A corpus of 450 questions, each in four languages, reporting at least one known answer in the respective text collection, has been built.
This year experience was very positive: we intend to continue with QA at CLEF 2004.
Perspective for Future QA Campaigns
• Organization issues:
• Promote larger participation
• Collaboration with NIST
• Financial issues:
• Find a sponsor: ELRA, the new CELCT center, …
• Tasks (to be discussed)
• Update to TREC-2003: definition questions, list questions
• Consider just “exact answer”: 50 bytes did not have much favor
• Introduce new languages: in the cross-language task this is easy to do
• New steps toward multilinguality: English questions against other language collections; a small set of full cross-language tasks (e.g. Italian/Spanish).
Creation of the Question Set
1. Find 200 questions for each language (Dutch, Italian, Spanish), based on CLEF-2002 topics, with at least one answer in the respective corpus.

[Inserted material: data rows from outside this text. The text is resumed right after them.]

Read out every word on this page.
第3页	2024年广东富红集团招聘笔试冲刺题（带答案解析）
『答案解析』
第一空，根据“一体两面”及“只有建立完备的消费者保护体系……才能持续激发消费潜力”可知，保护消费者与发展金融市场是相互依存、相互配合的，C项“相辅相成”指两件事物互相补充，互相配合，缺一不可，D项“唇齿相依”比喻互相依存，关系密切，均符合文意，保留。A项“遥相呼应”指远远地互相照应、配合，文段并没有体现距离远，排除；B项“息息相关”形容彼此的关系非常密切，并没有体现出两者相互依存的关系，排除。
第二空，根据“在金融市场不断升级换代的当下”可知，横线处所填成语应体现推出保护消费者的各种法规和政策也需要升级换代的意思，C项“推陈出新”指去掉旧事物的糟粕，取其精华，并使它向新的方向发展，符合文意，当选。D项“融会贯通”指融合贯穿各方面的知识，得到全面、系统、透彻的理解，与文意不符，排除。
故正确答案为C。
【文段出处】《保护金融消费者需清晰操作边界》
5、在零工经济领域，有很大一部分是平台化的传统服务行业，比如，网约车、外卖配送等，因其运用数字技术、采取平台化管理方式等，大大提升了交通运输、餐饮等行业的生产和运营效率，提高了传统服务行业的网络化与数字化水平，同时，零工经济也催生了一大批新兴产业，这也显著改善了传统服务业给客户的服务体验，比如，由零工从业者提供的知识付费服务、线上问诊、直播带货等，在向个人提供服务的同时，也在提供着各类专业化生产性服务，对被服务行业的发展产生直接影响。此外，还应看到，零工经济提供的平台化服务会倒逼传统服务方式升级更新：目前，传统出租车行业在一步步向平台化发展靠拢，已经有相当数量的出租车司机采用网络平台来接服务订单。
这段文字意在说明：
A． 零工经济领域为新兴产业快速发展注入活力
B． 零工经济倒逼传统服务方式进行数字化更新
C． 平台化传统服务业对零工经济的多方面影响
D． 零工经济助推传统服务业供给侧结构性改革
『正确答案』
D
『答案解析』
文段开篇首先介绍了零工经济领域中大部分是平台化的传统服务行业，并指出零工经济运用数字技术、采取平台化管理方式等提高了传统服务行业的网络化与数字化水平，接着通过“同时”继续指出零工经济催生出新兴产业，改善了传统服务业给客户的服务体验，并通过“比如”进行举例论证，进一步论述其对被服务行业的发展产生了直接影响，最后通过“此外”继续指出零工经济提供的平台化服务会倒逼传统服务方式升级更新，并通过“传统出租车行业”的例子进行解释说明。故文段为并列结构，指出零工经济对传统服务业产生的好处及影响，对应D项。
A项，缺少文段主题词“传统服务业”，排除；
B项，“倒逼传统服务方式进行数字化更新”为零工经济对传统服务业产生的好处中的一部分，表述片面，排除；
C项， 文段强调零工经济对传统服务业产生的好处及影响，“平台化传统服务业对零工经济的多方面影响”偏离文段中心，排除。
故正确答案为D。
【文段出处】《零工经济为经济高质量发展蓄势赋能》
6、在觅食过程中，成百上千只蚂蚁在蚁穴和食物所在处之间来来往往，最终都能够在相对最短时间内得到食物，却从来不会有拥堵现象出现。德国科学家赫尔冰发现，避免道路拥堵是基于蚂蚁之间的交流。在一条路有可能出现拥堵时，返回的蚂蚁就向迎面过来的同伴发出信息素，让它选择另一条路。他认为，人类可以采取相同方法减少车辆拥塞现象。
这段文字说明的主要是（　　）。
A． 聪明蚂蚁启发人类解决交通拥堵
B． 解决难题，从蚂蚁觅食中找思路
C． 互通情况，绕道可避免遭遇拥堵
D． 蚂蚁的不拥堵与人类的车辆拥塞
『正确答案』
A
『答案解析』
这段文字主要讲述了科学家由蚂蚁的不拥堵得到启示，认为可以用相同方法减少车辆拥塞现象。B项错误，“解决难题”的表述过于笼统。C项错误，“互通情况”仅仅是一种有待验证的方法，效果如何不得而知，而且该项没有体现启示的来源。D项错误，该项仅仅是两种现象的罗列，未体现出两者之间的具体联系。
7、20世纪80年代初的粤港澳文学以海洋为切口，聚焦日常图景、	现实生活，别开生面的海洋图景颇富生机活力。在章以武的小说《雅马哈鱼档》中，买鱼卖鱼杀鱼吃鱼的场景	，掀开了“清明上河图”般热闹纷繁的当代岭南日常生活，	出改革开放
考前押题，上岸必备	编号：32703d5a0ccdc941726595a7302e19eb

2. Translate each question into English, and from English into the other two languages.
3. Find answers in the corpora of the other languages (e.g. a Dutch question was translated and processed in the Italian text collection).
4. The result is a corpus of 450 questions, each in four languages, with at least one known answer in the respective text collection. More details in the paper and in the Poster.
5. Questions with at least one answer in all the corpora were selected for the final question set.